Em 2005 e 2011, as próprias administrações municipais alertavam a população para evitar algumas vias durante as chuvas fortes, pois corria o risco de ficar debaixo d’água.

Cansada de saber onde há enchentes, população conta as marcas de suas experiências

Se o Consórcio Intermunicipal do Grande ABC, criado em 1990, ainda mapeia as áreas propensas a enchentes para descobrir onde estão os pontos e fazer um plano para combatê-los, a população da região sabe há tempos, de cor e salteado, onde vai alagar quando chove. Além do conhecimento de longa data, as águas das cheias deixam marcas que vão além das que remetem à altura que atingem em locais inundados. Elas deixam também tristeza. “Em três enchentes, perdi muita mercadoria, já sofri muito. A obra que estão fazendo (Projeto Drenar) não termina. Aqui pagamos imposto e pelo espaço para trabalhar e, quando ameaça chover, tem que levantar tudo, caso contrário perde”, falou o camelô Sebastião Rodrigues de Torres, 67, locatário de um box na Avenida Brigadeiro Faria Lima, no Centro de São Bernardo.

O comerciante João Soares Catão, 60, dono de estabelecimento de artigos para churrasco na Avenida Guido Aliberti (situado na divisa entre Santo André e São Caetano), sente-se abandonado. Em dois anos ele enfrentou quatro enchentes – a última no dia 9. “É como diz o ditado: cachorro que tem dois donos morre de fome. Nem um nem outro resolve o problema”, falou, em relação à área de divisa. Existindo o Consórcio para trabalhar nas sete cidades em conjunto, ele questiona a atuação e o estudo para mapear as áreas propensas a inundações. “Todo mundo sabe onde são os pontos e o que provoca a enchente.”

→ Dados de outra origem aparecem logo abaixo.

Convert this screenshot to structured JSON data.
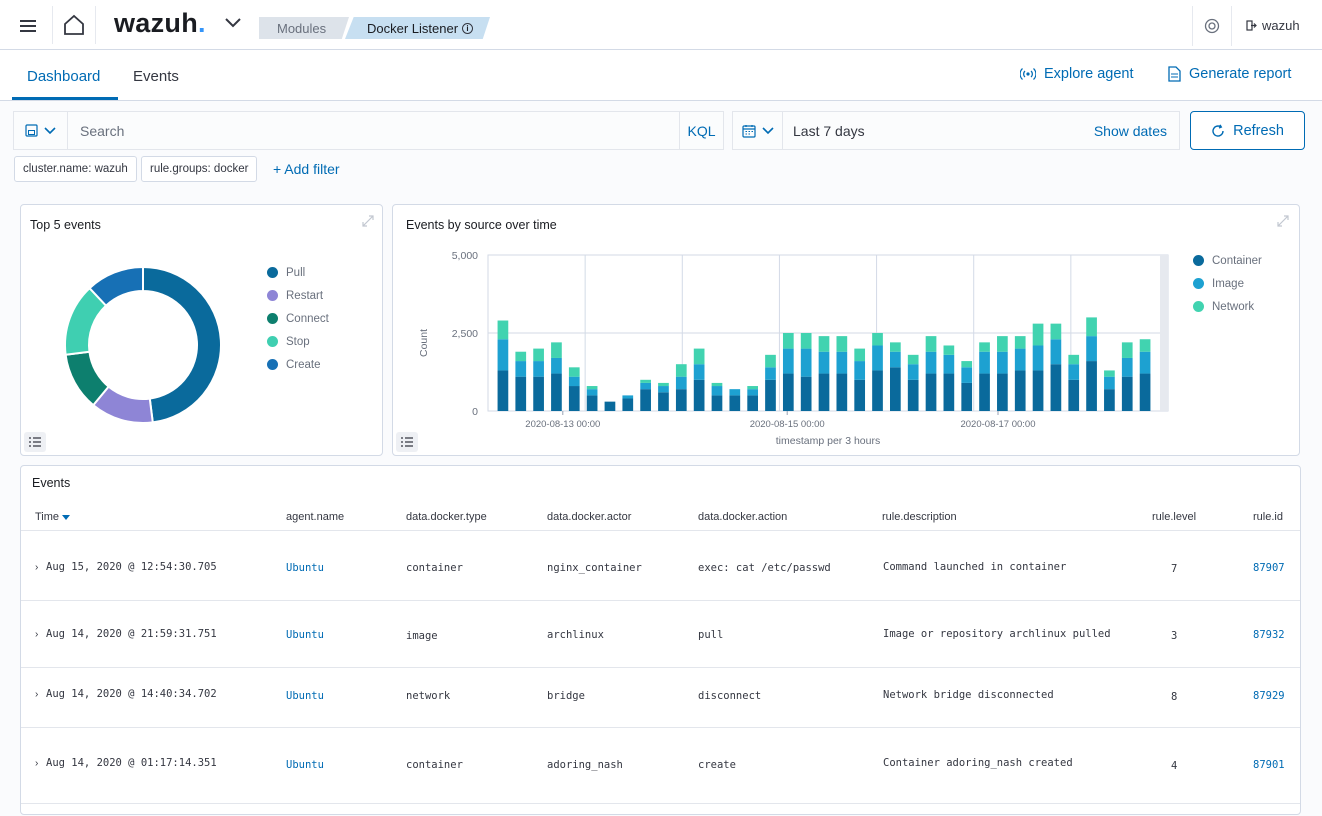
{
  "header": {
    "logo_text": "wazuh",
    "logo_dot": ".",
    "breadcrumb": [
      "Modules",
      "Docker Listener"
    ],
    "user": "wazuh",
    "icons": [
      "menu-icon",
      "home-icon",
      "chevron-down-icon",
      "info-icon",
      "help-icon",
      "logout-icon"
    ]
  },
  "tabs": [
    {
      "label": "Dashboard",
      "active": true
    },
    {
      "label": "Events",
      "active": false
    }
  ],
  "actions": {
    "explore_agent": "Explore agent",
    "generate_report": "Generate report"
  },
  "search": {
    "placeholder": "Search",
    "language": "KQL",
    "date_range": "Last 7 days",
    "show_dates": "Show dates",
    "refresh": "Refresh"
  },
  "filters": [
    "cluster.name: wazuh",
    "rule.groups: docker"
  ],
  "add_filter": "+ Add filter",
  "top5": {
    "title": "Top 5 events",
    "legend": [
      "Pull",
      "Restart",
      "Connect",
      "Stop",
      "Create"
    ],
    "colors": [
      "#0a6a9c",
      "#8e85d6",
      "#0d7f6e",
      "#3fcfb1",
      "#1770b5"
    ]
  },
  "timeline": {
    "title": "Events by source over time",
    "legend": [
      "Container",
      "Image",
      "Network"
    ],
    "colors": [
      "#0a6a9c",
      "#1da1d1",
      "#41d3b0"
    ],
    "ylabel": "Count",
    "xlabel": "timestamp per 3 hours",
    "y_ticks": [
      "5,000",
      "2,500",
      "0"
    ],
    "x_ticks": [
      "2020-08-13 00:00",
      "2020-08-15 00:00",
      "2020-08-17 00:00"
    ]
  },
  "chart_data": [
    {
      "type": "pie",
      "title": "Top 5 events",
      "labels": [
        "Pull",
        "Restart",
        "Connect",
        "Stop",
        "Create"
      ],
      "values": [
        48,
        13,
        12,
        15,
        12
      ]
    },
    {
      "type": "bar",
      "stacked": true,
      "title": "Events by source over time",
      "xlabel": "timestamp per 3 hours",
      "ylabel": "Count",
      "ylim": [
        0,
        5000
      ],
      "grid": true,
      "legend": "right",
      "x_ticks": [
        "2020-08-13 00:00",
        "2020-08-15 00:00",
        "2020-08-17 00:00"
      ],
      "series": [
        {
          "name": "Container",
          "values": [
            1300,
            1100,
            1100,
            1200,
            800,
            500,
            300,
            400,
            700,
            600,
            700,
            1000,
            500,
            500,
            500,
            1000,
            1200,
            1100,
            1200,
            1200,
            1000,
            1300,
            1400,
            1000,
            1200,
            1200,
            900,
            1200,
            1200,
            1300,
            1300,
            1500,
            1000,
            1600,
            700,
            1100,
            1200
          ]
        },
        {
          "name": "Image",
          "values": [
            1000,
            500,
            500,
            500,
            300,
            200,
            0,
            100,
            200,
            200,
            400,
            500,
            300,
            200,
            200,
            400,
            800,
            900,
            700,
            700,
            600,
            800,
            500,
            500,
            700,
            600,
            500,
            700,
            700,
            700,
            800,
            800,
            500,
            800,
            400,
            600,
            700
          ]
        },
        {
          "name": "Network",
          "values": [
            600,
            300,
            400,
            500,
            300,
            100,
            0,
            0,
            100,
            100,
            400,
            500,
            100,
            0,
            100,
            400,
            500,
            500,
            500,
            500,
            400,
            400,
            300,
            300,
            500,
            300,
            200,
            300,
            500,
            400,
            700,
            500,
            300,
            600,
            200,
            500,
            400
          ]
        }
      ]
    }
  ],
  "events": {
    "title": "Events",
    "columns": [
      "Time",
      "agent.name",
      "data.docker.type",
      "data.docker.actor",
      "data.docker.action",
      "rule.description",
      "rule.level",
      "rule.id"
    ],
    "rows": [
      {
        "time": "Aug 15, 2020 @ 12:54:30.705",
        "agent": "Ubuntu",
        "type": "container",
        "actor": "nginx_container",
        "action": "exec: cat /etc/passwd",
        "desc": "Command launched in container",
        "level": "7",
        "id": "87907"
      },
      {
        "time": "Aug 14, 2020 @ 21:59:31.751",
        "agent": "Ubuntu",
        "type": "image",
        "actor": "archlinux",
        "action": "pull",
        "desc": "Image or repository archlinux pulled",
        "level": "3",
        "id": "87932"
      },
      {
        "time": "Aug 14, 2020 @ 14:40:34.702",
        "agent": "Ubuntu",
        "type": "network",
        "actor": "bridge",
        "action": "disconnect",
        "desc": "Network bridge disconnected",
        "level": "8",
        "id": "87929"
      },
      {
        "time": "Aug 14, 2020 @ 01:17:14.351",
        "agent": "Ubuntu",
        "type": "container",
        "actor": "adoring_nash",
        "action": "create",
        "desc": "Container adoring_nash created",
        "level": "4",
        "id": "87901"
      }
    ]
  }
}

Sem ações práticas, a comerciante Vanessa Rodrigues Recucci, 35, que viu sua loja de roupas na entrada do Jardim Zaíra, em Mauá, ser invadida pela água, não acredita em quadro diferente. “Pessoas até morrem na enchente e há anos não tem solução. Acho que nem vai ter. Perdi as esperanças.”

Especialistas listam erros e soluções possíveis de viabilizar

Ocupação desordenada das margens de rios e da Represa Billings. Asfaltamento de ruas, o que torna o terreno impermeável e faz com que a água da chuva chegue mais rápido ao leito dos córregos. Falta de manutenção das galerias de águas pluviais e dos piscinões. Ausência de projeto regional de micro e macrodrenagem, apenas com ações pontuais. Esses são alguns dos motivos das enchentes que assolam o Grande ABC.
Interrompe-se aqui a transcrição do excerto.